What advantages could Web 3.0 offer over the current benefits of Web 2.0 and advantages of Web 2.0 collaboration tools? Presumably Web 3.0, the so called “Semantic” web, might offer the advantages of a giant database where, for example, patient information is updated immediately in real time as prescriptives or treatments are applied and logged. How this would work on a global scale to perhaps democratize society is more questionable, given the notorious tendency of some governments to censor citizen activity.
The community building and collaboration tools made possible by Web 2.0 are powerful ways of changing the status quo: We’ve all seen Web 2.0 tools used to organize protestors and demonstrations against governments. Beyond the benefits and advantages, there are drawbacks to Web 2.0. When collecting information, the source of information on Web 2.0 tools such as blogs or communal postings, may need to be carefully considered, since there may be marketers and PR fold with an agenda to pursue.
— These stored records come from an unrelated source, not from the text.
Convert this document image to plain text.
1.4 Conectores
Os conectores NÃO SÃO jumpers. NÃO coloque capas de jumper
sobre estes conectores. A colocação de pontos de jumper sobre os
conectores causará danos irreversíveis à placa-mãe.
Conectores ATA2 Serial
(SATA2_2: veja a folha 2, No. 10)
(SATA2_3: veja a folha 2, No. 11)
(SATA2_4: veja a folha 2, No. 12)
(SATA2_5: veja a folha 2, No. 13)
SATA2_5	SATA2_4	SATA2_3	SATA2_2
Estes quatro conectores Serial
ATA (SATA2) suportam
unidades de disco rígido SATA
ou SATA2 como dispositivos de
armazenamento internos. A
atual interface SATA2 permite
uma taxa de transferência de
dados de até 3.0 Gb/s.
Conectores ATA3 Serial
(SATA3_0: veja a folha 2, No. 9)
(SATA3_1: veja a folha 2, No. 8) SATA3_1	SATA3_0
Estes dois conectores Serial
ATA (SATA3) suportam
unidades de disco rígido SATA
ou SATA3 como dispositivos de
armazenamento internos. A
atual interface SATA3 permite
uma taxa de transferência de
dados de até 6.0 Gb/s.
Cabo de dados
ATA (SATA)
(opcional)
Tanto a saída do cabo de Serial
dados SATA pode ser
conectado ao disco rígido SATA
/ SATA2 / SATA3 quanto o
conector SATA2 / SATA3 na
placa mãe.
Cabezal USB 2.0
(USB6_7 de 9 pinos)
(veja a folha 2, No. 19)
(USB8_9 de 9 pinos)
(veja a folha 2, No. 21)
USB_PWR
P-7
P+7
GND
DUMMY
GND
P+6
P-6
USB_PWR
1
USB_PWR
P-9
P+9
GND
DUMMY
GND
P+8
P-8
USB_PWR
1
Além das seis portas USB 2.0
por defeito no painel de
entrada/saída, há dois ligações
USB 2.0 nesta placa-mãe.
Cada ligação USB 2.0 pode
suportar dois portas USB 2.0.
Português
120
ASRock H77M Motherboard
Some Web 2.0 tools, like IM, can become a distraction. And, obviously, disagreements can unleash the worse in us all. These look like minor tradeoffs when compared with Web 2.0’s empowerment of community. Only time will tell if the disruption of Web 2.0, and Web 2.0 benefits and advantages have permanently altered global business and IT for the better.
The Next Stage – Web 3.0?
As yet there seems to be no clear definition of Web 3.0, often referred to as the “Semantic web.” It is suggested that the web will be “brainier” and endowed with the ability to associate meaning, in more or less human terms, with data. But other contenders for this unofficial versioning include a 3D virtual world, and perhaps web enhanced appliances. Critics have questioned the basic feasibility of a complete or even partial evolution of Web 2.0 to Web 3.0.
According to a Wikipedia article, Corry Doctorow’s more caustic observations (see “Metacrap“) are that Web 3.0 is impossible because “schemas are not neutral,” “there’s more than one way to describe something,” and “data may become irrelevant.” or might miss being updated. Other Web 3.0 concerns are centered around censorship and privacy issues. Certainly some of the criticisms, such that text analysis could be interfered with by use of metaphors or images have validity, although the future Web 3.0 may bring surprising new disruptive innovations not conceptualized as yet.